From a very young age, Stan has taken Teddy all around, giving him maximum exposure to a wide range of people, sights, smells and other dogs. While some wait to train therapy dogs until they are a little older, Stan has found that starting very young is paying great early dividends.

“When the pups go along with the adults they learn so fast, and it’s really amazing to watch.”

Other places that Toby’s team has been asked to visit include churches, camps, and programs at the local YMCA. The team is growing quickly but is always eager to add additional volunteers. Stan covers all the expenses including a liability insurance policy for each volunteer. Well-trained dogs and certified therapy dogs are welcome. There aren’t really any breed restrictions as long as the dogs is well behaved and isn’t so high energy that it could knock over a child or senior. Dogs can be checked out to see if they’re ready to join the team.

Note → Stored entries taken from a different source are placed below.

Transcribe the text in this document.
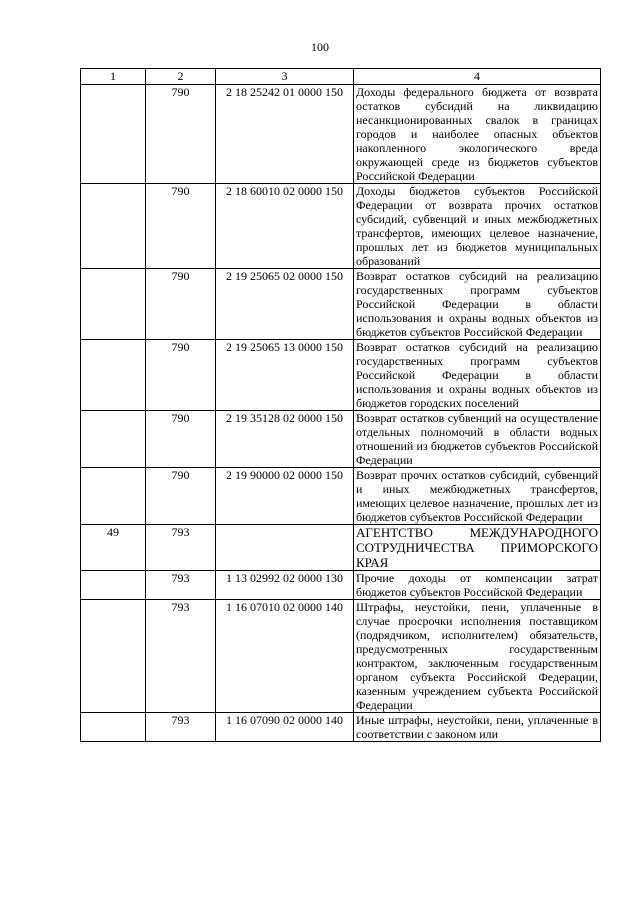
100
1	2	3	4
	790	2 18 25242 01 0000 150	Доходы федерального бюджета от возврата остатков субсидий на ликвидацию несанкционированных свалок в границах городов и наиболее опасных объектов накопленного экологического вреда окружающей среде из бюджетов субъектов Российской Федерации
	790	2 18 60010 02 0000 150	Доходы бюджетов субъектов Российской Федерации от возврата прочих остатков субсидий, субвенций и иных межбюджетных трансфертов, имеющих целевое назначение, прошлых лет из бюджетов муниципальных образований
	790	2 19 25065 02 0000 150	Возврат остатков субсидий на реализацию государственных программ субъектов Российской Федерации в области использования и охраны водных объектов из бюджетов субъектов Российской Федерации
	790	2 19 25065 13 0000 150	Возврат остатков субсидий на реализацию государственных программ субъектов Российской Федерации в области использования и охраны водных объектов из бюджетов городских поселений
	790	2 19 35128 02 0000 150	Возврат остатков субвенций на осуществление отдельных полномочий в области водных отношений из бюджетов субъектов Российской Федерации
	790	2 19 90000 02 0000 150	Возврат прочих остатков субсидий, субвенций и иных межбюджетных трансфертов, имеющих целевое назначение, прошлых лет из бюджетов субъектов Российской Федерации
49	793		АГЕНТСТВО МЕЖДУНАРОДНОГО СОТРУДНИЧЕСТВА ПРИМОРСКОГО КРАЯ
	793	1 13 02992 02 0000 130	Прочие доходы от компенсации затрат бюджетов субъектов Российской Федерации
	793	1 16 07010 02 0000 140	Штрафы, неустойки, пени, уплаченные в случае просрочки исполнения поставщиком (подрядчиком, исполнителем) обязательств, предусмотренных государственным контрактом, заключенным государственным органом субъекта Российской Федерации, казенным учреждением субъекта Российской Федерации
	793	1 16 07090 02 0000 140	Иные штрафы, неустойки, пени, уплаченные в соответствии с законом или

While Stan is happy to see a mix of dogs, St. Bernards will always hold a special place in his heart.

“I think it’s the way they were originally bred. They’re gentle, they don’t intimidate and they don’t dominate,” he said.

While Toby has passed, his legacy lives on in the pack of dogs that now bear the name ‘Toby’s Team.’ Bringing smiles to those most in need is something that Stan and the rest of his volunteers never tire of. “It’s fun to make life fun for other people. I wish I would have started this a long time ago,” he said.